(Ecns.cn) -- A group buying website co-owned by US-based Groupon Inc, the biggest online coupon company, laid off a third of its total workforce at its Shanghai office on August 19.
The layoffs of 150 staff members at Gaopeng.com, jointly established by Groupon and Tengxun, one of the leading portals in China, signals a dramatic turnaround for a company that just months ago aimed to dominate China's online group-buying market.
The company started firing staff last month and "people have been leaving the company almost every week recently," a mid-level employee told the 21st Century Business Herald.
On Monday, an online post urged Gaopeng staff members in Shanghai to dress in black to protest the sudden job cuts. Up to 30 percent of its employees will be cut, according to a netizen. Some of those being laid off were permanent workers, but most were contract employees terminated after a six-month probation.
Gaopeng has operating centers in about 40 cities, including Beijing and Shanghai, as well as facilities in third-tier cities that are set for closure.
Even its Beijing-based headquarters has been included in the layoffs, a senior officer of the company told China Youth Online.

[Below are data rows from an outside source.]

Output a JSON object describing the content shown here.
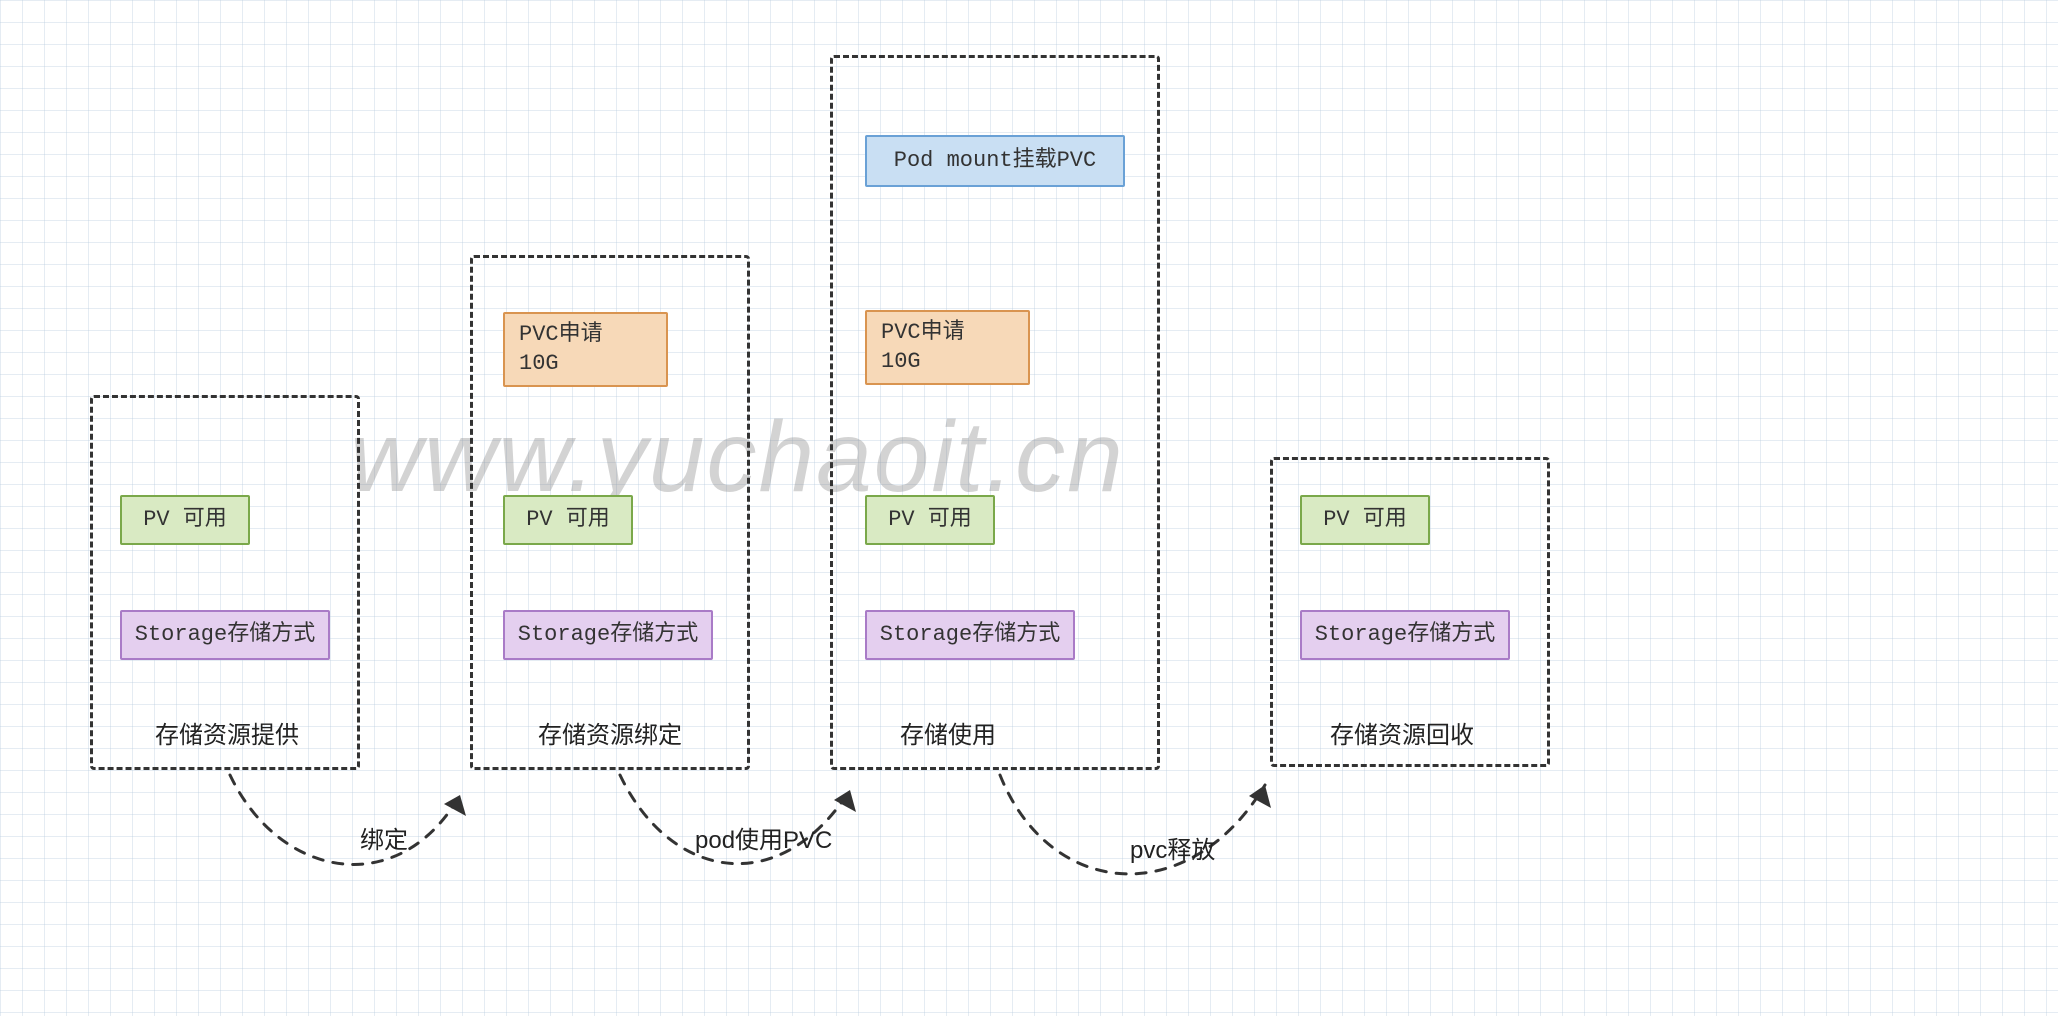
{
  "watermark": "www.yuchaoit.cn",
  "stages": {
    "s1": {
      "pv": "PV 可用",
      "storage": "Storage存储方式",
      "label": "存储资源提供"
    },
    "s2": {
      "pvc": "PVC申请\n10G",
      "pv": "PV 可用",
      "storage": "Storage存储方式",
      "label": "存储资源绑定"
    },
    "s3": {
      "pod": "Pod mount挂载PVC",
      "pvc": "PVC申请\n10G",
      "pv": "PV 可用",
      "storage": "Storage存储方式",
      "label": "存储使用"
    },
    "s4": {
      "pv": "PV 可用",
      "storage": "Storage存储方式",
      "label": "存储资源回收"
    }
  },
  "arrows": {
    "a1": "绑定",
    "a2": "pod使用PVC",
    "a3": "pvc释放"
  }
}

Analysts say that Gaopeng's situation is likely to have a domino effect on the many group-buying clones that have failed to provide reliable customer service.
Several departments at 55tuan.com, a local group-buying website, fired staff members in July. About 20 of its former employees had filed complaints to the Arbitration Commission in Beijing's Haidian District by August 4.
A blind expansion
Group buying has attracted venture capitalists to invest millions of dollars into the sector despite its infancy in China. According to Analysys International, an internet research firm, there were 13 fundraising drives for nine group-buying websites in 2010, with total capital of about 700 million yuan ($108.3 million).
The number of group-buying websites, which began to appear in the country around March 2010, had jumped to 4,500 by the end of May, according group-buying navigation website Tuan800.com.
The websites tend to "burn money," as they put it, to expand and improve their services and to invest in marketing to increase recognition. Those without deep pockets have fallen behind.
With a population of 485 million Internet users, China's online market has become intensely competitive. Global e-commerce services such as eBay have struggled to gain a foothold against aggressive local rivals.
Groupon, a latecomer to China's group-buying arena, has seen the cost of its marketing exceed revenues, while Chinese group-buying websites have not yet become profitable.
The ambitious company said it would combine Groupon's global group-buying experience with Tencent's deep knowledge of China's online community.
"The bubble of the group-buying industry is as big as the ozone layer, but winter for the business is coming soon, and it will be freezing," Wang Huiwen, vice president of meituan.com, told China Youth Online.
Wang is the first industry insider to point out the ridiculousness of such expansion. The cost of a group-buying website increased ten-fold in the first half of 2011, while the gross profit declined from 20% to 10%, he said.
Shen Boyang, manager of Nuomi.com, has also felt the chill. The website lost 4.2 million U.S. dollars in the second quarter of 2011.
"It (Nuomi.com) is just a small website, so you can imagine how much the big players are losing," Shen said.